X-Men: Days of Future Past is a movie that can still be exciting in repeat viewings.  The reason being is that Bryan Singer and Simon Kinberg understand how to bring the audience into their world.  When you re-watch this movie, you’re actually re-riding a roller-coaster.  Sure, it’s the same thrill-ride, but would you say that the second, third, or even fourth time of going over that initial drop is any less exciting than the first?  Of course not.  This movie is an experience.

Themes of family, xenophobia, and genocide were also skillfully handled.  In dealing with such serious themes, it’s easy for the writer to unknowingly go from storytelling to story-preaching.  At the same time, a writer can mishandle these elements and not convey the themes strong enough.  Thereby, creating a story that is devoid of any soul or emotion.  Kinberg found a good balance here and I commend him for that.

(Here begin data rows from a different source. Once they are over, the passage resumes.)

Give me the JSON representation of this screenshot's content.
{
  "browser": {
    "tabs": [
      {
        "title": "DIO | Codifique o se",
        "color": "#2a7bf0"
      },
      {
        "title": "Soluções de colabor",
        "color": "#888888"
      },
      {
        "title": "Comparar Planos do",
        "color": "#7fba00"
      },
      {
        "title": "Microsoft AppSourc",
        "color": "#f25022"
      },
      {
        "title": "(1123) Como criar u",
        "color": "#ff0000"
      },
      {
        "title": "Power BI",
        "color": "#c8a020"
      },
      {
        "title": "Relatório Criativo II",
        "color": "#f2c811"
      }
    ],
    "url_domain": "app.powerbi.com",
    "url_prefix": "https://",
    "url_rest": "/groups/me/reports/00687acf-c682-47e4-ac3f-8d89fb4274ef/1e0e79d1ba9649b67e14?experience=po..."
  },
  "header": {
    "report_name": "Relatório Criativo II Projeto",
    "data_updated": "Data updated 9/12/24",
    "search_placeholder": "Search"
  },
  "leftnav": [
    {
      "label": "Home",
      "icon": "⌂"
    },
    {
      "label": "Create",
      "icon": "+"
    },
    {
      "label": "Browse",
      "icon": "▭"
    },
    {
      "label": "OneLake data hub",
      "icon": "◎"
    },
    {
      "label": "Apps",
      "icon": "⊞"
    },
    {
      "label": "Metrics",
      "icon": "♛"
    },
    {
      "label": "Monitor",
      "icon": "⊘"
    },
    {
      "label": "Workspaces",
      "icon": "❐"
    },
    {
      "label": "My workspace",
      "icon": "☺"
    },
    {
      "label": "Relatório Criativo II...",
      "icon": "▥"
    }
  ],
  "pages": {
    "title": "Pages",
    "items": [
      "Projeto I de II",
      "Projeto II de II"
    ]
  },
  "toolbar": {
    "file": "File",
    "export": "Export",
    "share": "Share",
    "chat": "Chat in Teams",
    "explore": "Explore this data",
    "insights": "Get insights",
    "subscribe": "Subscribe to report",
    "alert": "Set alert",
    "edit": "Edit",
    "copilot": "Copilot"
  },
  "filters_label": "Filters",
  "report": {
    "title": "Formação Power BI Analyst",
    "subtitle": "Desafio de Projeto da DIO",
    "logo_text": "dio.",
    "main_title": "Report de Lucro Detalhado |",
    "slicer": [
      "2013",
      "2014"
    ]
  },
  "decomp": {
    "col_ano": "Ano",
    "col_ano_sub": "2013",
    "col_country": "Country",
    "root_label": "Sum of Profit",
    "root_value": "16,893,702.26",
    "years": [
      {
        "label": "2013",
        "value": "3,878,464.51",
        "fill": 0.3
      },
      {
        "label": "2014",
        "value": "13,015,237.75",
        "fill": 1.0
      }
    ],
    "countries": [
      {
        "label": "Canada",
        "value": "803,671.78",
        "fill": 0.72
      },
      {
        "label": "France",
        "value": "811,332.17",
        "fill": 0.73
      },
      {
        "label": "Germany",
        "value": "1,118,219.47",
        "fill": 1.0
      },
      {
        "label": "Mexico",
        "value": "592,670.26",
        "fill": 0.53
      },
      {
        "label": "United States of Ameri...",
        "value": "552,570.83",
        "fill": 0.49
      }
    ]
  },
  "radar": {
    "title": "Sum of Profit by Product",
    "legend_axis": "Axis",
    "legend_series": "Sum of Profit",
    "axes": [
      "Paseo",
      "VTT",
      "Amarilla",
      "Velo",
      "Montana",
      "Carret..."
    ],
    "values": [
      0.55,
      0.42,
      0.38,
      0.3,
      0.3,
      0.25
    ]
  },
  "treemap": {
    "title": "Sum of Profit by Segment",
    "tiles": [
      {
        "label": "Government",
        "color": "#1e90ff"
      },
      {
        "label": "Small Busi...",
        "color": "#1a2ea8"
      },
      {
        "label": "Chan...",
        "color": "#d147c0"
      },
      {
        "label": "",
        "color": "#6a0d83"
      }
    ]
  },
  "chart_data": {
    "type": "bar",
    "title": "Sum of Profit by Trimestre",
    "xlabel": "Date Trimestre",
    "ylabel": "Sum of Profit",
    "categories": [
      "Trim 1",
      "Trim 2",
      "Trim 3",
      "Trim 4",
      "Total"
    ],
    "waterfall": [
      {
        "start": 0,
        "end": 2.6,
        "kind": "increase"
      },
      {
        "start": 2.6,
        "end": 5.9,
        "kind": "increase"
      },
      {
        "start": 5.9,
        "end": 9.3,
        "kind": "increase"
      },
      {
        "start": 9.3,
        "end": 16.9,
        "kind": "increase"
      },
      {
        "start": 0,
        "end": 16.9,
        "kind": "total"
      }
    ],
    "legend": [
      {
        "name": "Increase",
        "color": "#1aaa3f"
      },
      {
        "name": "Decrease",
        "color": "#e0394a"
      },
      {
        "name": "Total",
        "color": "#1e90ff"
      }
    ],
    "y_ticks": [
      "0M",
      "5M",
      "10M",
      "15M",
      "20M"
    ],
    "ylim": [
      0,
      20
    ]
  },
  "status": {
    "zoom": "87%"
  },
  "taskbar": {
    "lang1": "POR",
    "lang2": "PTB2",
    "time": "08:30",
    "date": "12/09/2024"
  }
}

The most important thing this movie didn’t forget to do was have fun.  It also made a few daring choices.  For the first time, Logan was playing mentor to Charles.  This role-reversal really spiced things up as we never saw Charles, in past films, being unsure of himself.  This time, it was Logan focusing Charles and teaching him to be his best.  I really enjoyed how Singer and Kinberg handled this dynamic.

If you haven’t seen it, what are you waiting for?  You should’ve seen it yesterday!  If I were you, I would find myself the closest “Kitty Pryde” and have her transport my mind back to my day-younger body so that I can live in a timeline where I’ve seen X-Men: Days of Future Past.